Why do we put off for tomorrow that which can be accomplished today? It’s not as though we can enjoy the time spent relaxing or engaging in leisure activities. In fact, procrastination is almost always followed by guilt and the nagging sense that we are wasting our time that would be better spent on necessary work.

So, why do we do it? There are a few dynamics at play when we procrastinate, and they have the same solutions.

The first is perfectionism. Perfectionists feel burdened by the need to complete tasks and make decisions, well, perfectly. This means that they may spend their time ruminating on the tasks and decisions that must be completed, ensuring there are no mistakes, and that all efforts excel. Perfectionists may also worry about the best way to proceed, anxious over every decision at every step. It is often better to simply not make the attempt rather than to try and fail. Procrastination for perfectionists is anxiety hijacking their executive functioning, sabotaging all efforts, and leading to feelings of worthlessness and inadequacy. It is an unnecessary burden to carry, as perfectionism is already difficult enough to navigate on its own.

The second is simply feeling overwhelmed. Those that are exhausted and overloaded are unsure of how to begin the necessary task because they see multiple tasks as one. For example, we may know we need to tidy our garden, but when looking at the garden we see that the lawn must be mowed, the hedges trimmed, soil aerated, weeds pulled, seeds and bulbs planted, etc. And it must all be done immediately. This feeling of being overburdened can freeze us in our tracks, making it impossible to even begin a project, let alone finish it.

Procrastination, either from perfectionism or being overwhelmed, leaves us feeling as though we are trying to eat a pineapple in a single bite – leaves and all. And it is impossible! We have to first trim the pineapple and cut it into small pieces. The same is true for those tasks and decisions we avoid and procrastinate.
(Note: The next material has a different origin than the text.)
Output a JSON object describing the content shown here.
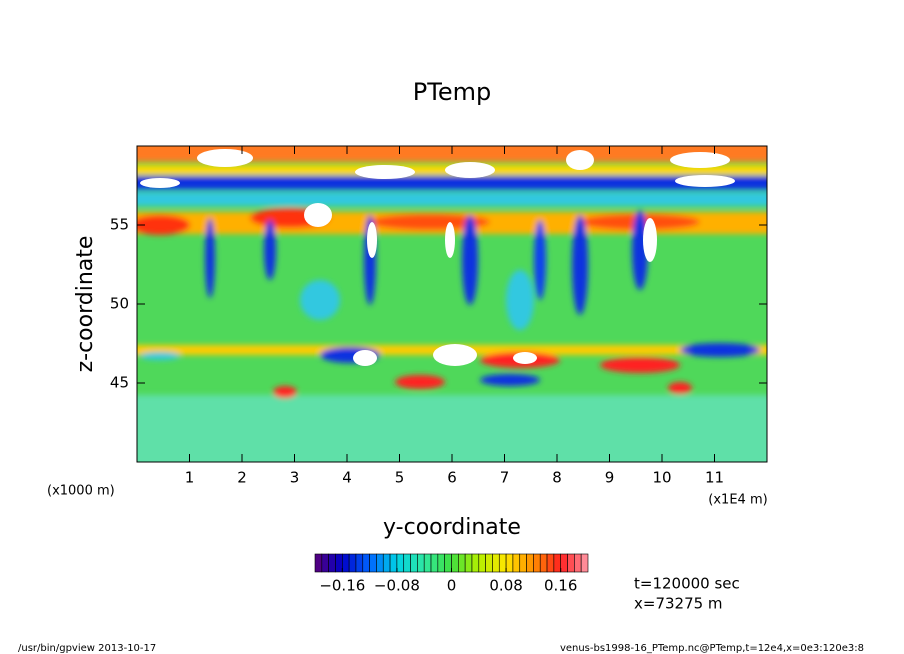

  1. We have to first break down the work we avoid into smaller, attainable goals. Seeing the work that has to be done as a series of small incremental steps that can be taken over a period of time makes approaching (and starting) much easier.
  2. Know that we don’t have to complete the task immediately. For example, if we have a sink full of dishes, it is much easier to wash a few rather than all of them. Keep this up for a week and the task is done! The same works for making decisions. We can spend our time researching, asking trusted friends for advice, or making a pros and cons list.
  3. Limit the number of tasks to be done or decisions to be made. By planning ahead that we will only complete one, two, or three things off of our to-do list we can easily cross them off without feeling immobilized by the enormity of what must still be completed.
  4. And, finally, don’t make the perfect the enemy of the good. Good enough is almost always good enough. Desiring to do our best is a worthwhile goal, but not when it sabotages our own success, happiness, and well-being. For those that may struggle with perfectionism, please remember it is always possible to improve upon work or projects that actually exist. And when it comes to decisions, we can always change our mind and find new options or solutions.

By simply seeing the decisions, projects, or tasks that paralyze us into inactivity as smaller and simpler we can free ourselves from the guilt and shame of procrastination. We can enjoy our down-time without being preoccupied by the messages we have to reply to, or the bills we have to pay, or that doctor’s appointment we have to make.

And if procrastination has consistently sabotaged us, help is available. Don’t be afraid to reach out to a trained mental health professional to get the help to overcome the self-sabotage that is procrastination.